Adsense Cabeçalho

'Não Olhe Para Cima' e as burocracias do fim do mundo | 2021

NOTA 10

Por Vinícius Martins @cinemarcante

Quando fui ao Cine Jardins (em Vitória, ES) assistir 'Não Olhe Para Cima', duas semanas atrás, eu honestamente não fazia ideia do que encontraria. Não li sinopse, não assisti trailer, não pesquisei ficha técnica. As únicas coisas que eu sabia eram que o elenco tinha os nomes de Leonardo DiCaprio, Jennifer Lawrence, Meryl Streep, Tyler Perry, Kate Blanchett, Mark Rylance e Himesh Patel entre outros, e que o filme era escrito e dirigido pelo brilhante Adam McKay, que concebeu 'A Grande Aposta' e 'Vice', duas cinebiografias geniais e irretocáveis em estética e linguagem audiovisual. Essas informações me bastaram para dar um "passo de fé" e ir assistir ao novo filme original do selo Netflix com um desconhecimento total sobre a trama ou a proposta do diretor, e devo lhes dizer: foi a melhor coisa que eu fiz. 'Não Olhe Para Cima' é surpreendente em todos os seus aspectos, mas principalmente em seu caráter satírico quanto a capacidade humana de cometer atos estúpidos em tempos de crise. Recomendo, inclusive, que pare de ler após este parágrafo e retorne depois de ver o filme, pois a experiência que vem desse modo é simplesmente incrível.
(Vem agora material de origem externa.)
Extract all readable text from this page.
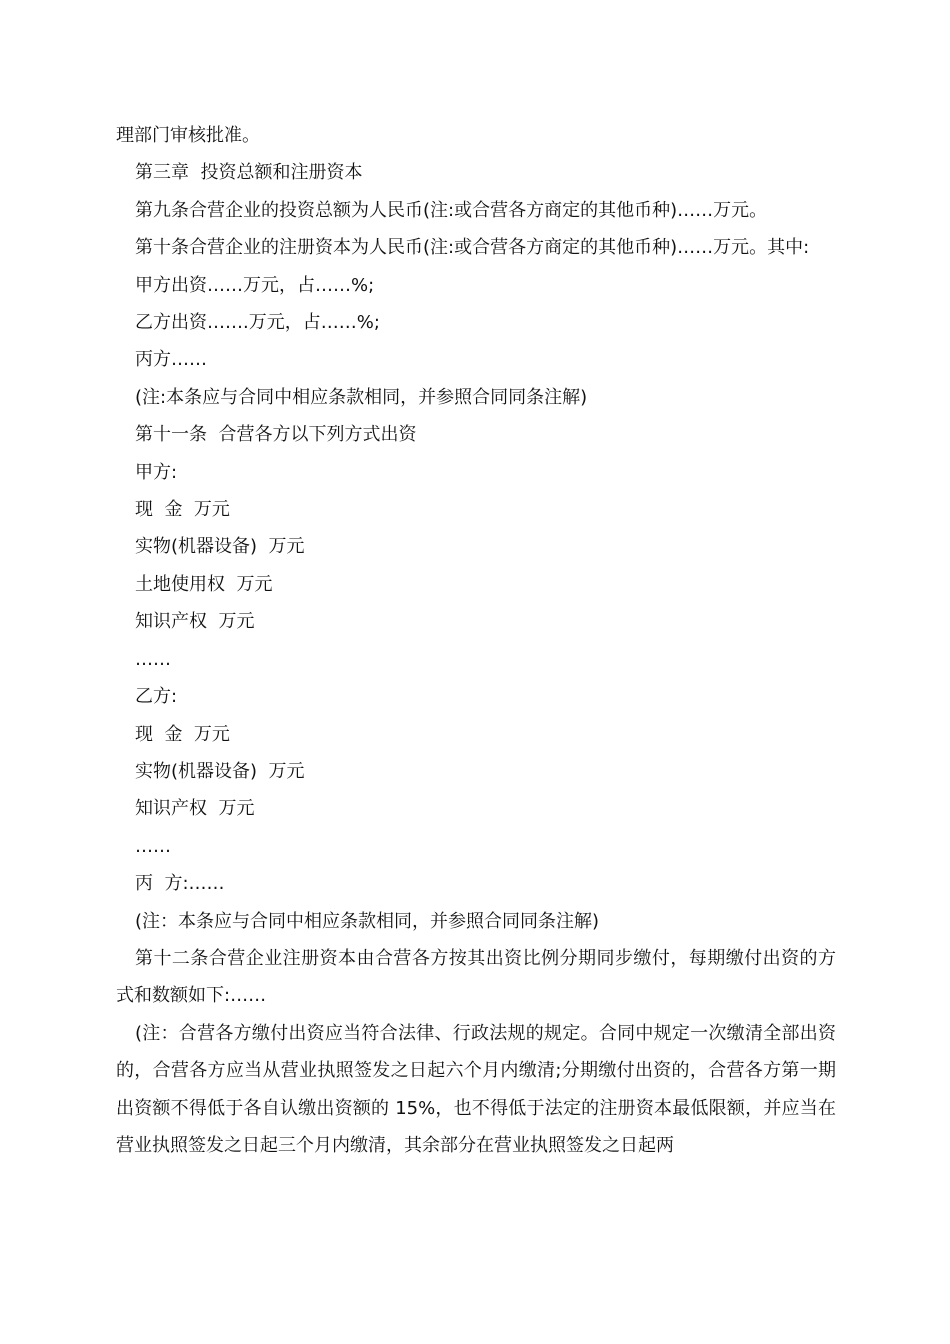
理部门审核批准。

第三章  投资总额和注册资本

第九条合营企业的投资总额为人民币(注:或合营各方商定的其他币种)……万元。

第十条合营企业的注册资本为人民币(注:或合营各方商定的其他币种)……万元。其中:

甲方出资……万元，占……%;

乙方出资…….万元，占……%;

丙方……

(注:本条应与合同中相应条款相同，并参照合同同条注解)

第十一条  合营各方以下列方式出资

甲方:

现  金  万元

实物(机器设备)  万元

土地使用权  万元

知识产权  万元

……

乙方:

现  金  万元

实物(机器设备)  万元

知识产权  万元

……

丙  方:……

(注：本条应与合同中相应条款相同，并参照合同同条注解)

第十二条合营企业注册资本由合营各方按其出资比例分期同步缴付，每期缴付出资的方式和数额如下:……

(注：合营各方缴付出资应当符合法律、行政法规的规定。合同中规定一次缴清全部出资的，合营各方应当从营业执照签发之日起六个月内缴清;分期缴付出资的，合营各方第一期出资额不得低于各自认缴出资额的 15%，也不得低于法定的注册资本最低限额，并应当在营业执照签发之日起三个月内缴清，其余部分在营业执照签发之日起两
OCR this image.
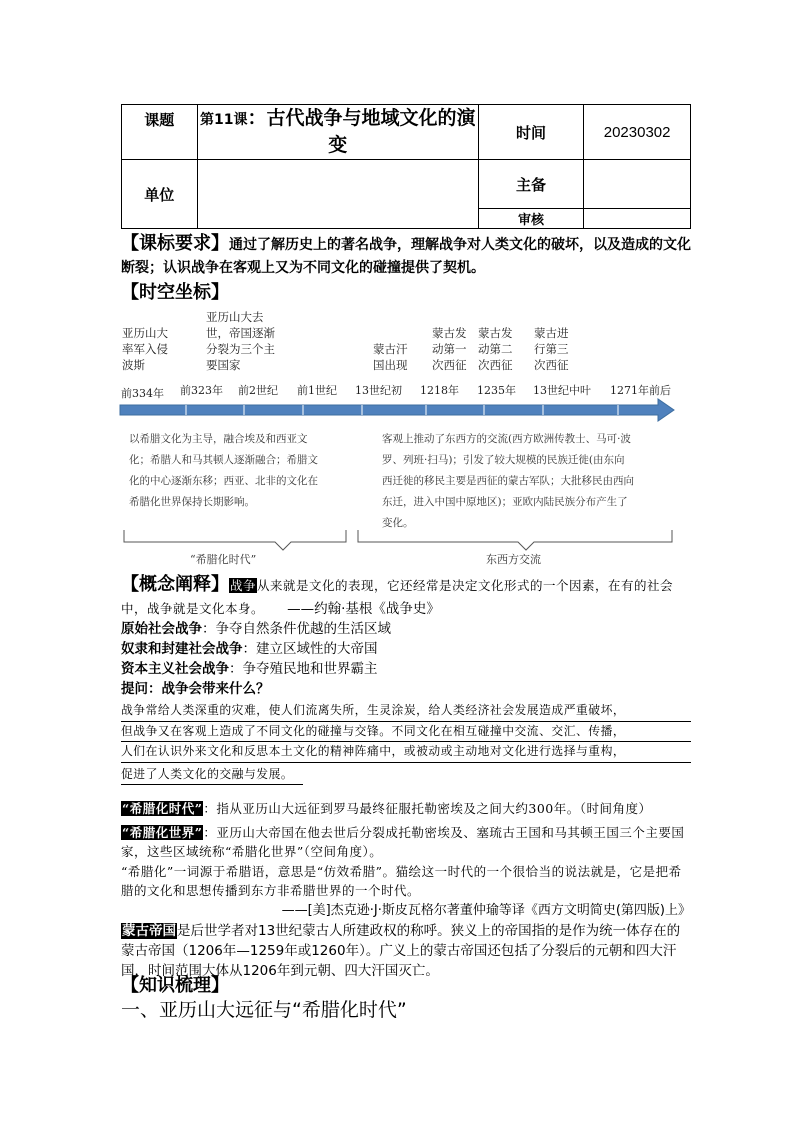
课题	第11课：古代战争与地域文化的演变	时间	20230302
单位		主备	
		审核	
【课标要求】通过了解历史上的著名战争，理解战争对人类文化的破坏，以及造成的文化断裂；认识战争在客观上又为不同文化的碰撞提供了契机。
【时空坐标】
亚历山大率军入侵波斯
亚历山大去世，帝国逐渐分裂为三个主要国家
蒙古汗国出现
蒙古发动第一次西征
蒙古发动第二次西征
蒙古进行第三次西征
前334年 前323年 前2世纪 前1世纪 13世纪初 1218年 1235年 13世纪中叶 1271年前后
以希腊文化为主导，融合埃及和西亚文化；希腊人和马其顿人逐渐融合；希腊文化的中心逐渐东移；西亚、北非的文化在希腊化世界保持长期影响。
客观上推动了东西方的交流(西方欧洲传教士、马可·波罗、列班·扫马)；引发了较大规模的民族迁徙(由东向西迁徙的移民主要是西征的蒙古军队；大批移民由西向东迁，进入中国中原地区)；亚欧内陆民族分布产生了变化。
“希腊化时代”	东西方交流
【概念阐释】战争从来就是文化的表现，它还经常是决定文化形式的一个因素，在有的社会中，战争就是文化本身。 ——约翰·基根《战争史》
原始社会战争：争夺自然条件优越的生活区域
奴隶和封建社会战争：建立区域性的大帝国
资本主义社会战争：争夺殖民地和世界霸主
提问：战争会带来什么？
战争常给人类深重的灾难，使人们流离失所，生灵涂炭，给人类经济社会发展造成严重破坏，
但战争又在客观上造成了不同文化的碰撞与交锋。不同文化在相互碰撞中交流、交汇、传播，
人们在认识外来文化和反思本土文化的精神阵痛中，或被动或主动地对文化进行选择与重构，
促进了人类文化的交融与发展。
“希腊化时代”：指从亚历山大远征到罗马最终征服托勒密埃及之间大约300年。（时间角度）
“希腊化世界”：亚历山大帝国在他去世后分裂成托勒密埃及、塞琉古王国和马其顿王国三个主要国家，这些区域统称“希腊化世界”（空间角度）。
“希腊化”一词源于希腊语，意思是“仿效希腊”。猫绘这一时代的一个很恰当的说法就是，它是把希腊的文化和思想传播到东方非希腊世界的一个时代。
——[美]杰克逊·J·斯皮瓦格尔著董仲瑜等译《西方文明简史(第四版)上》
蒙古帝国是后世学者对13世纪蒙古人所建政权的称呼。狭义上的帝国指的是作为统一体存在的蒙古帝国（1206年—1259年或1260年）。广义上的蒙古帝国还包括了分裂后的元朝和四大汗国，时间范围大体从1206年到元朝、四大汗国灭亡。
【知识梳理】
一、亚历山大远征与“希腊化时代”
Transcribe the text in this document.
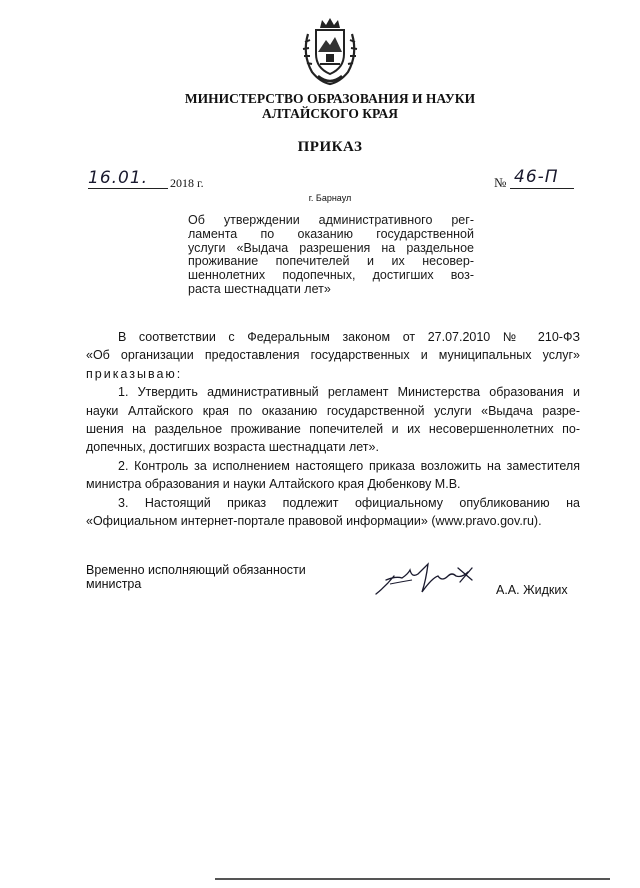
МИНИСТЕРСТВО ОБРАЗОВАНИЯ И НАУКИ
АЛТАЙСКОГО КРАЯ
ПРИКАЗ
16.01. 2018 г.	№ 46-П
г. Барнаул
Об утверждении административного рег-
ламента по оказанию государственной
услуги «Выдача разрешения на раздельное
проживание попечителей и их несовер-
шеннолетних подопечных, достигших воз-
раста шестнадцати лет»
В соответствии с Федеральным законом от 27.07.2010 № 210-ФЗ
«Об организации предоставления государственных и муниципальных услуг»
приказываю:
1. Утвердить административный регламент Министерства образования и
науки Алтайского края по оказанию государственной услуги «Выдача разре-
шения на раздельное проживание попечителей и их несовершеннолетних по-
допечных, достигших возраста шестнадцати лет».
2. Контроль за исполнением настоящего приказа возложить на заместителя
министра образования и науки Алтайского края Дюбенкову М.В.
3. Настоящий приказ подлежит официальному опубликованию на
«Официальном интернет-портале правовой информации» (www.pravo.gov.ru).
Временно исполняющий обязанности
министра	А.А. Жидких
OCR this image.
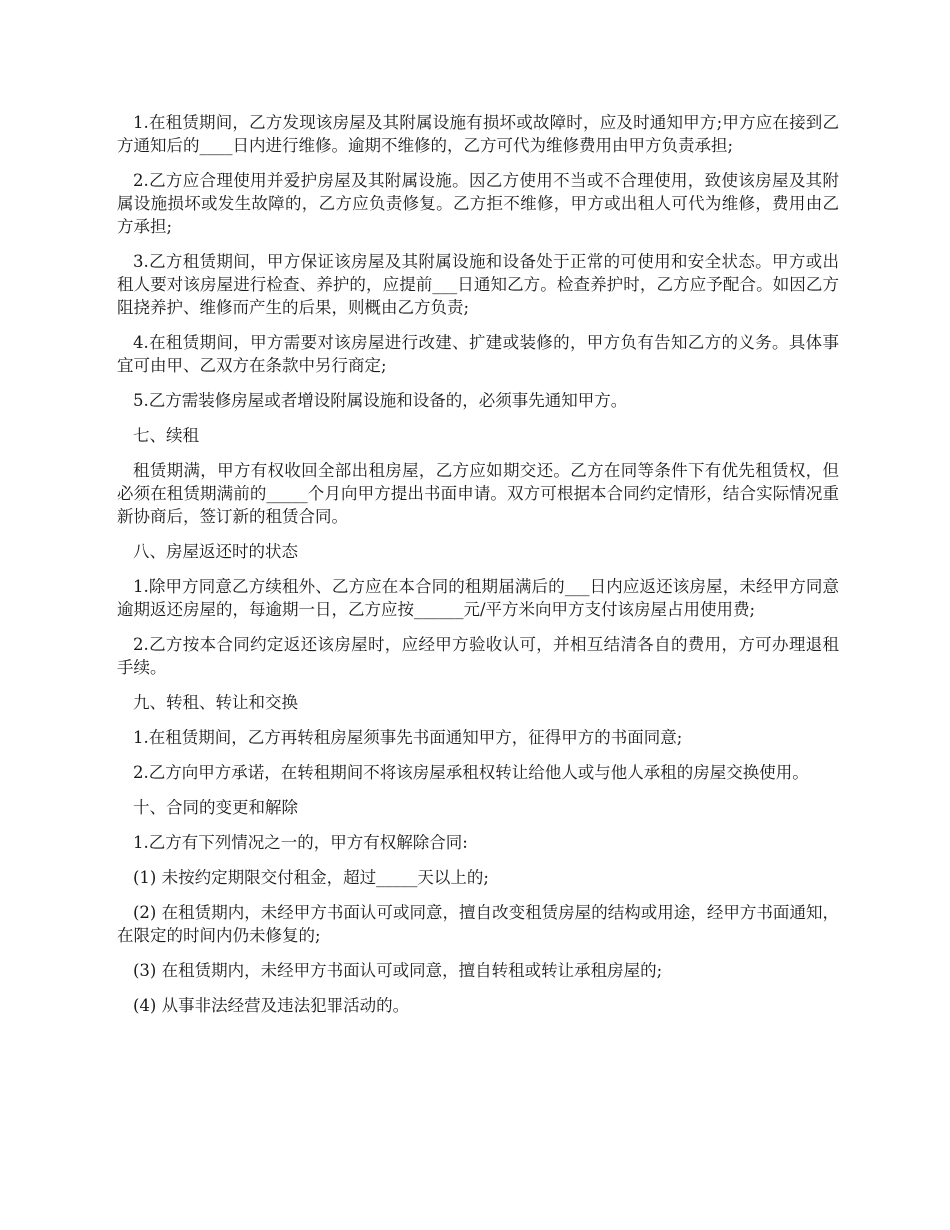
1.在租赁期间，乙方发现该房屋及其附属设施有损坏或故障时，应及时通知甲方;甲方应在接到乙方通知后的____日内进行维修。逾期不维修的，乙方可代为维修费用由甲方负责承担;

2.乙方应合理使用并爱护房屋及其附属设施。因乙方使用不当或不合理使用，致使该房屋及其附属设施损坏或发生故障的，乙方应负责修复。乙方拒不维修，甲方或出租人可代为维修，费用由乙方承担;

3.乙方租赁期间，甲方保证该房屋及其附属设施和设备处于正常的可使用和安全状态。甲方或出租人要对该房屋进行检查、养护的，应提前___日通知乙方。检查养护时，乙方应予配合。如因乙方阻挠养护、维修而产生的后果，则概由乙方负责;

4.在租赁期间，甲方需要对该房屋进行改建、扩建或装修的，甲方负有告知乙方的义务。具体事宜可由甲、乙双方在条款中另行商定;

5.乙方需装修房屋或者增设附属设施和设备的，必须事先通知甲方。

七、续租

租赁期满，甲方有权收回全部出租房屋，乙方应如期交还。乙方在同等条件下有优先租赁权，但必须在租赁期满前的_____个月向甲方提出书面申请。双方可根据本合同约定情形，结合实际情况重新协商后，签订新的租赁合同。

八、房屋返还时的状态

1.除甲方同意乙方续租外、乙方应在本合同的租期届满后的___日内应返还该房屋，未经甲方同意逾期返还房屋的，每逾期一日，乙方应按______元/平方米向甲方支付该房屋占用使用费;

2.乙方按本合同约定返还该房屋时，应经甲方验收认可，并相互结清各自的费用，方可办理退租手续。

九、转租、转让和交换

1.在租赁期间，乙方再转租房屋须事先书面通知甲方，征得甲方的书面同意;

2.乙方向甲方承诺，在转租期间不将该房屋承租权转让给他人或与他人承租的房屋交换使用。

十、合同的变更和解除

1.乙方有下列情况之一的，甲方有权解除合同:

(1) 未按约定期限交付租金，超过_____天以上的;

(2) 在租赁期内，未经甲方书面认可或同意，擅自改变租赁房屋的结构或用途，经甲方书面通知，在限定的时间内仍未修复的;

(3) 在租赁期内，未经甲方书面认可或同意，擅自转租或转让承租房屋的;

(4) 从事非法经营及违法犯罪活动的。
Quão fúteis as pessoas conseguem ser quando se prendem na bolha do individualismo? A pergunta, nesse caso, se aplica em um comportamento de manada, onde o coletivo é mesquinho e nega as evidências que se colocam bem diante dele. McKay trabalha seu roteiro com uma precisão cirúrgica entre a crítica sociopolítica e a sátira, fazendo uma paráfrase tragicamente hilária aos tempos de pandemia. O festival de ironias sai da tela e acerta o público em cheio, principalmente nas ocasiões onde politizam partidariamente a crise que se instala após a descoberta de um cometa que vem em direção à Terra. Uma, dentre as inúmeras amostras da burrice humana que o filme exprime, está em uma manchete que questiona se terá SuperBowl no fim do mundo. A mídia dá dimensões irreais do problema, assim como as autoridades (in)competentes, amenizando a gravidade da situação em prol do "bem estar emocional" da audiência, e terminam por adiar o reconhecimento da crise e, por consequência, sua resolução também.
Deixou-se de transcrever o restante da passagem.